Diet and the immune system
Professor Philip Calder
The immune system is the individual’s means of protection against pathogenic organisms including bacteria, viruses, fungi and parasites. The immune system also helps to deal with cancer cells, is involved in the response to injury and to some environmental irritants, provides tolerance to non-threatening environmental agents including proteins in foods and commensal bacteria living in the gastrointestinal tract and on the skin. Thus, a well-functioning immune system is vital to health.
The response of the immune system to challenges involves many different cell types acting together in a carefully orchestrated way to assure an appropriate reaction to the identified threat. The different cell types have their own specific roles within the response. To achieve an effective immune response, the cells move through the bloodstream between body compartments, interact closely with one another, and produce a range of chemical agents. Some of these chemicals are damaging to pathogens, while others play a role controlling the activities of the immune cells themselves.
Although it is dispersed throughout the body, the immune system has a size that is comparable to that of the liver or brain. The immune response has a high demand for energy and for building blocks. The latter are used to produce new cells and as substrates for the synthesis of important immune factors such as antibodies, cytokines (hormone-like proteins that are active within the immune response) and acute phase proteins. The increase in metabolism that accompanies an active immune response also has a demand for co-factors and regulatory molecules including several vitamins and minerals; vitamin A, zinc, copper, iron and magnesium are important in these roles. Thus, mounting an effective immune response requires significant input of energy yielding substrates, of building blocks, and of regulatory molecules.
The immune response’s demands must be met from the diet or from body stores, which are, in turn, derived from the diet. Hence good nutrition is vital to ensure an appropriate immune response. Dietary components that have been shown to be important in supporting the immune response include a number of trace elements, several water soluble and fat soluble vitamins, essential and some non-essential amino acids, and polyunsaturated fatty acids. Typically these are important as building blocks or as regulatory molecules. It may be that some other dietary components such as certain plant polyphenolic compounds are also important, but these have been less extensively studied.
Since a broad range of dietary components are necessary to support an immune response, poor nutrition is associated with a weakened immune response and with increased susceptibility to infection. This may be a problem in many population sub-groups including those with diseases that interfere with normal digestion, absorption and handling of nutrients, such as inflammatory bowel disease, short bowel syndrome or cystic fibrosis.

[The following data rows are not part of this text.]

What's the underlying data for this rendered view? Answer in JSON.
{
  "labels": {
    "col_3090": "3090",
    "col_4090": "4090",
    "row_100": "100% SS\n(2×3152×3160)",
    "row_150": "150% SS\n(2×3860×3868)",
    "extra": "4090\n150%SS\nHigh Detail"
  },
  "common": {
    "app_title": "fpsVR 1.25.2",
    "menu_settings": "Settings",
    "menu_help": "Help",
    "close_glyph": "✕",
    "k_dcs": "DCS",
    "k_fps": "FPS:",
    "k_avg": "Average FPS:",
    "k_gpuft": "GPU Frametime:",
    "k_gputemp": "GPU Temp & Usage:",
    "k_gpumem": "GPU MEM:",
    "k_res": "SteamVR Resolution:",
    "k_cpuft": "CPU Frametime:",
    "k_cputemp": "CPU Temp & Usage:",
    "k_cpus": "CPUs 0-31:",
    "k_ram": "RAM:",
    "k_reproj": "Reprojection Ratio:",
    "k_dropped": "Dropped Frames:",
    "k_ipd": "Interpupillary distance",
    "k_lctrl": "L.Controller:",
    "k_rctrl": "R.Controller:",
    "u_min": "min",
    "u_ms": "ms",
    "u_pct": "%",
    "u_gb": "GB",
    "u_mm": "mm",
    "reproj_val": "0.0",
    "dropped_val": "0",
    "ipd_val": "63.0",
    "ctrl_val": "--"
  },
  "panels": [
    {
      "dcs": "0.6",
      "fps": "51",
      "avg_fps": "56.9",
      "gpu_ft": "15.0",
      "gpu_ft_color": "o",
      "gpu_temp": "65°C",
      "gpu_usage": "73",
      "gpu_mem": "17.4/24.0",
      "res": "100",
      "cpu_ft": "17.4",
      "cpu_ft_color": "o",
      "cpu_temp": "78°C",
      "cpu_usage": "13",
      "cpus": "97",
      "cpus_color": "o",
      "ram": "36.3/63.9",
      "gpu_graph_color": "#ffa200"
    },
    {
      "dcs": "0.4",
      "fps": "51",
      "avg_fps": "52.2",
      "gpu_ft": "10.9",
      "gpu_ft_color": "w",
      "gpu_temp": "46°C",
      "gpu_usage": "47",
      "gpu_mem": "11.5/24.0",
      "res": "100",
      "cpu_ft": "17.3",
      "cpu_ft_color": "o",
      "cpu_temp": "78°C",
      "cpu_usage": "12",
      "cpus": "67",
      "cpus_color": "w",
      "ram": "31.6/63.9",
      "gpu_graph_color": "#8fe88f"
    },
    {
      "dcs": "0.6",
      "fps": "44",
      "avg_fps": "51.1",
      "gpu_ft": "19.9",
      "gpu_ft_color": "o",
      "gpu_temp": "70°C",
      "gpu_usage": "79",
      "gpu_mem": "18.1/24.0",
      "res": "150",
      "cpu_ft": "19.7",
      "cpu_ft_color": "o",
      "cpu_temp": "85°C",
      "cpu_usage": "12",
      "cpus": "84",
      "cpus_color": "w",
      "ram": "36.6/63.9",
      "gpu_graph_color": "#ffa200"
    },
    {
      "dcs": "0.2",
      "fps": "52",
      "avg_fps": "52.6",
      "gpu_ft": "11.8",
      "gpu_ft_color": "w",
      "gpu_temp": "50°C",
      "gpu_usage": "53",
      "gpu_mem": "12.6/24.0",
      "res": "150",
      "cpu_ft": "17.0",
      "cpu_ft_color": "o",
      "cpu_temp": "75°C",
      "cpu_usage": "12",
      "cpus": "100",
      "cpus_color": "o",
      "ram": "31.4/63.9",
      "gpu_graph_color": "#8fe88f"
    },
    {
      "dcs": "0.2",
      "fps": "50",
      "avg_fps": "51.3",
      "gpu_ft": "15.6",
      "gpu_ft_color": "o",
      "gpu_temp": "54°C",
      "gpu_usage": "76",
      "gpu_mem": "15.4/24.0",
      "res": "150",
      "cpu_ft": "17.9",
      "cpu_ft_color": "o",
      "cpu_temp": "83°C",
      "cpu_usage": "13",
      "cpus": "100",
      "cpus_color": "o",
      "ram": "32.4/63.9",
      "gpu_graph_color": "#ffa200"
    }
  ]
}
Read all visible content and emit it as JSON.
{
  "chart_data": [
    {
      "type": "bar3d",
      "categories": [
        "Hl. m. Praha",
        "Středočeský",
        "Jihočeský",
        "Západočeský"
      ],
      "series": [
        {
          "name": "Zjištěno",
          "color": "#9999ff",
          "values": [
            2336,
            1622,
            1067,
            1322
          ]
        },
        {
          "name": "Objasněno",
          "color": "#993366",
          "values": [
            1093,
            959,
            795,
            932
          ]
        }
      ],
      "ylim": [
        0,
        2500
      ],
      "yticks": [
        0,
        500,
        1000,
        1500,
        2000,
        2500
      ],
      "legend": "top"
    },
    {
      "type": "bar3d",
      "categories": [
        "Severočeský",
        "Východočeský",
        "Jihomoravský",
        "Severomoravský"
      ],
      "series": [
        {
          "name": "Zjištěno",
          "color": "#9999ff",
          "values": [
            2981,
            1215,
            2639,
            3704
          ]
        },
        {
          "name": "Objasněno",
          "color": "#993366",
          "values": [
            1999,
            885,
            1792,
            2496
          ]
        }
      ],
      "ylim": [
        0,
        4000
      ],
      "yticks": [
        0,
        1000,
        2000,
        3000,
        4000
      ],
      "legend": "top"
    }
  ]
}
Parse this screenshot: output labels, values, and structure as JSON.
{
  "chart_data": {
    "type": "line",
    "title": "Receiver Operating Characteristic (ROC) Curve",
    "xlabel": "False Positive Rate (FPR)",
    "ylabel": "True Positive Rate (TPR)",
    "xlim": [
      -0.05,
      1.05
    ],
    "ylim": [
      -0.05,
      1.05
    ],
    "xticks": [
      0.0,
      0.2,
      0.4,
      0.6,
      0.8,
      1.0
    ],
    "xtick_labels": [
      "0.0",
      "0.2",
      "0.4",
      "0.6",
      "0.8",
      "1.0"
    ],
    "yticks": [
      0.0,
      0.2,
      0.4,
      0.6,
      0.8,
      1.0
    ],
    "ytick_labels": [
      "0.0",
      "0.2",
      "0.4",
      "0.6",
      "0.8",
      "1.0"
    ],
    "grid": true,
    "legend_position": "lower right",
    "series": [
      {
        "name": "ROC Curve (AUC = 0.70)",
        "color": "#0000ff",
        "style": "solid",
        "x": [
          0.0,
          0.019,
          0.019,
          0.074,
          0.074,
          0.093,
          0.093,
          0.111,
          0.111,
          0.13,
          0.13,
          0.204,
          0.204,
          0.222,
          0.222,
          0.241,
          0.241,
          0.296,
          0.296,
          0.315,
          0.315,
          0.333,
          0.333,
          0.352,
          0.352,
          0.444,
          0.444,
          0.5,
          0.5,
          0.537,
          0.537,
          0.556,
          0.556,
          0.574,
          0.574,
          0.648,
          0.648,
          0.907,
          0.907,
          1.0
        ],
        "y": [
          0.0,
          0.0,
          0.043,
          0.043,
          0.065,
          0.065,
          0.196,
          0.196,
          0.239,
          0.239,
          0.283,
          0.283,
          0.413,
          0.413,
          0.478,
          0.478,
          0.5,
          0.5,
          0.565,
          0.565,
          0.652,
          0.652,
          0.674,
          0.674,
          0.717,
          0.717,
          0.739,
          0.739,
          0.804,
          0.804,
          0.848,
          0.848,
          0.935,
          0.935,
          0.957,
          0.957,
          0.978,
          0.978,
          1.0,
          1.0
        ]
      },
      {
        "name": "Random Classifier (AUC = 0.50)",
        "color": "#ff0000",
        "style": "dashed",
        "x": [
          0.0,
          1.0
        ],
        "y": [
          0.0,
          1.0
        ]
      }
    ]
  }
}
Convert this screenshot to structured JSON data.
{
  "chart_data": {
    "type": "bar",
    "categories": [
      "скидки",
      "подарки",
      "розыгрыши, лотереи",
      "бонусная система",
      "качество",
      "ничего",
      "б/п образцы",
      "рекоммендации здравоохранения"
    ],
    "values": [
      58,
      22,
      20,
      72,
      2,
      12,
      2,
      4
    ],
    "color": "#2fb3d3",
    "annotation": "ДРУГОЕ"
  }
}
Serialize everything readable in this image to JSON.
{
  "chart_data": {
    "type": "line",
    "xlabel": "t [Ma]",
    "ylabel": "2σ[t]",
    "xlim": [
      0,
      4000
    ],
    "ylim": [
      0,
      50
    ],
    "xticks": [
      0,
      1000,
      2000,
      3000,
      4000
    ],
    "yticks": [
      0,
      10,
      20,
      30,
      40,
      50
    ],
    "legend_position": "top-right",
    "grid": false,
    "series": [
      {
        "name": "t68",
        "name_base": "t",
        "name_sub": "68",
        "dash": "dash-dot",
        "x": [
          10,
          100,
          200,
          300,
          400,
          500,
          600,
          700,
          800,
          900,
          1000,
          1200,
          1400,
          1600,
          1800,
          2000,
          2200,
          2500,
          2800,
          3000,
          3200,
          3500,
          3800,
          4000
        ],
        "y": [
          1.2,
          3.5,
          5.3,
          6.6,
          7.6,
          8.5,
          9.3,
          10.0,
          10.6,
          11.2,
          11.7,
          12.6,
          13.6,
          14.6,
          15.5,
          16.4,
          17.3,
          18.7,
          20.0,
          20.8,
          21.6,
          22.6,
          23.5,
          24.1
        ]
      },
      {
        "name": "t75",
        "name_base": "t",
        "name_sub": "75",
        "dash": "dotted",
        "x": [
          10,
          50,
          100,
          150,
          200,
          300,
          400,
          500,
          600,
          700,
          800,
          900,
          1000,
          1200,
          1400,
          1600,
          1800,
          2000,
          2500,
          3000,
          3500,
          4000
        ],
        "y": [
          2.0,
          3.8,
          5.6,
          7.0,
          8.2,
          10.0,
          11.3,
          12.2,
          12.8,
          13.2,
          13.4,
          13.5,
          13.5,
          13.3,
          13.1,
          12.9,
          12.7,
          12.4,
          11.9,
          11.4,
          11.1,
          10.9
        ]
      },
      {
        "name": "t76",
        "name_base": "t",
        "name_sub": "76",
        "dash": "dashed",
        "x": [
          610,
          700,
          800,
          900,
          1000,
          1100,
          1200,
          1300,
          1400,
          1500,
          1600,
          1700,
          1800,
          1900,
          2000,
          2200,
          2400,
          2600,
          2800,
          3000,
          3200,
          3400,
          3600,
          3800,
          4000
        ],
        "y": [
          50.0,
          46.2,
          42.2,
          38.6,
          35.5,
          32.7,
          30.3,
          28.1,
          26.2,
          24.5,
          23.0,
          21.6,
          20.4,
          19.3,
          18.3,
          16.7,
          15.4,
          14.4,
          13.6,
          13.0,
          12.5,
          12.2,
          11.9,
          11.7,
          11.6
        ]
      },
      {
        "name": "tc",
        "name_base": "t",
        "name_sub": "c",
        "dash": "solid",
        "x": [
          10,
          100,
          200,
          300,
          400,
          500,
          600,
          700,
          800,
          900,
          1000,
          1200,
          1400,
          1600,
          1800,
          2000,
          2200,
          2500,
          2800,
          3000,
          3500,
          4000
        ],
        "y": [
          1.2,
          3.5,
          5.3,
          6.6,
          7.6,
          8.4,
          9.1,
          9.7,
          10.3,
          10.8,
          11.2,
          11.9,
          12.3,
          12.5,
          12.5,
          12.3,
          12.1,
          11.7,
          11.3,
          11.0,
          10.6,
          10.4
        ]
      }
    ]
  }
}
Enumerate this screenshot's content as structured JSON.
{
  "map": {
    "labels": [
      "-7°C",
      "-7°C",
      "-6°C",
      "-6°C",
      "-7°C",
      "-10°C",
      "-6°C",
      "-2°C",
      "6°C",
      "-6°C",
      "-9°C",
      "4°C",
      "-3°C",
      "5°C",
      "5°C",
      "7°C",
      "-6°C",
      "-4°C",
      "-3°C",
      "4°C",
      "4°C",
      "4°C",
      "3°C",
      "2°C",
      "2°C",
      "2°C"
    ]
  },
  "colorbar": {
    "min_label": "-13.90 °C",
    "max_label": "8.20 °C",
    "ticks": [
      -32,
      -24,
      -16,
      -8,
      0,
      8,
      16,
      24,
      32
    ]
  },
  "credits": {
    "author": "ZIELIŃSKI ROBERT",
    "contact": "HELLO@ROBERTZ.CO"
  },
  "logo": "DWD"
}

The immune system develops over the first years of life and its response declines in later life; the latter decline has been termed immunosenescence. Hence, there are periods of the lifecourse where individuals may manifest a sub-optimal immune response and during these periods they may be more likely to become infected and to fare poorly once infected. Another aspect of a poorer immune response at either end of the lifecourse is a poorer responsiveness to vaccination. This results in a waste of resource and creates a false sense of security in the recipients. These risks of poor immune response and increased susceptibility to infection will be exaggerated in the less well nourished. Thus, appropriate nutrition is likely to be important in ensuring good development and maturation of the immune system in infancy and early childhood and in preventing age-related immune decline. Therefore, an appreciation of the importance of good nutrition to the immune system is important across the range of health professionals.
One area that is currently receiving significant attention is the role of what is called the gut-associated immune system. This extensive and well organized structure has the role of sampling antigens within the gut lumen (arising from food or microorganisms) and then mounting an appropriate defensive or tolerogenic (i.e., mild, non-destructive) response. Recent studies suggest communication between microbes in the gut lumen and the host’s immune system, with the nature of this communication playing an important regulatory role. Such observations have given rise to ideas that modifying the microbes present in the gut lumen may provide a means by which to modify host immune responses. The aim of this would be to improve host defenses or to lower the risk of, or to treat, a disease involving an adverse immune response, such as inflammatory bowel disease. Two strategies to modify the microbes in gut have been investigated. The first is to consume live microbes (referred to as probiotics) thought to promote the required response. The second is to consume food ingredients, usually indigestible sugars, that act as substrates to promote the growth of the desired microbes; these are referred to as prebiotics. Although both of these approaches do act to modify the microbial populations residing in the gut lumen, especially the colon, the subsequent health effects are less well established. Therefore these are currently the focus of much research.
In conclusion, the immune system is important to health, enabling the host to live in a pathogen-rich environment, to cope with exposures to foreign antigens in food, and to exist peacefully with huge numbers of harmless microorganisms in the gut, on the skin and elsewhere. The immune system develops early in life and declines with ageing. A weakened immune response is associated with increased susceptibility to infections, an impaired ability to cope with being infected, and a poor response to vaccination. Poor nutrition exaggerates these states, while good nutrition better assures appropriate immune responses.
Key point: Good nutrition is important to support the immune response.